A former Apple leader told CNBC Silicon Valley tech companies' current user and product experience strategies won't work in the healthcare market.

Robin Goldstein spent 22 years at Apple, where she served in a number of leadership roles across the company, including senior engineering manager and, most recently, senior manager of health special projects.

Ms. Goldstein told CNBC tech companies looking to move into the healthcare space cannot view bad products or poor user experiences as isolated incidents. Each negative association has ramifications beyond that particular product or experience; companies cannot just "wipe the slate clean and start again," she said.

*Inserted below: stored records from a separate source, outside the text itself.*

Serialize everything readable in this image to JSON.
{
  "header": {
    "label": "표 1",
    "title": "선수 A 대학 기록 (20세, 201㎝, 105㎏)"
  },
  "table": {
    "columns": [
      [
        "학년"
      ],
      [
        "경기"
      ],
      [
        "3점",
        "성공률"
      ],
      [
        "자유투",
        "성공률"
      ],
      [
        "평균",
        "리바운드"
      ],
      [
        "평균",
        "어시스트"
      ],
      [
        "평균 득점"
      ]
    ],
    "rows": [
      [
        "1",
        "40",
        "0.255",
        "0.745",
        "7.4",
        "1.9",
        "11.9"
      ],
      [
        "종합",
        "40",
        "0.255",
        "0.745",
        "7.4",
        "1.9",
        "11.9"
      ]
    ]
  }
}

Ms. Goldstein outlined three ways health tech differs from a traditional product or service offered by a tech company:

1. Health tech products directly connect users to their own mortality. Current digital healthcare products are designed to help patients stay healthy or to help them identify, screen or manage illnesses, Ms. Goldstein states, making their connection to the technology or device that much more intimate.

2. Health products must be accepted by users and their providers. Ms. Goldstein noted that to have a meaningful effect on an individual's health, health tech must adequately close the loop between users and their clinicians. Products fail when they are either accepted by the patient but not incorporated by their provider, or providers recommend a device, but patients do not use it as prescribed, she said.

3. Health tech must be useful/optimal on the first try. When adopting new technologies, the marketplace performs a cost-benefit analysis of the new product to assess its usefulness or risk. Products must prove their worth upon initial introduction, Ms. Goldstein said. For example, every new microfluidic testing venture will be subjected to increased scrutiny and suspicion after the Theranos scandal, which ultimately forced the startup to close for good earlier this month. Those companies must prove their products' worth and overcome scrutiny right out of the gate to avoid suffering a similar fate as the blood-testing company.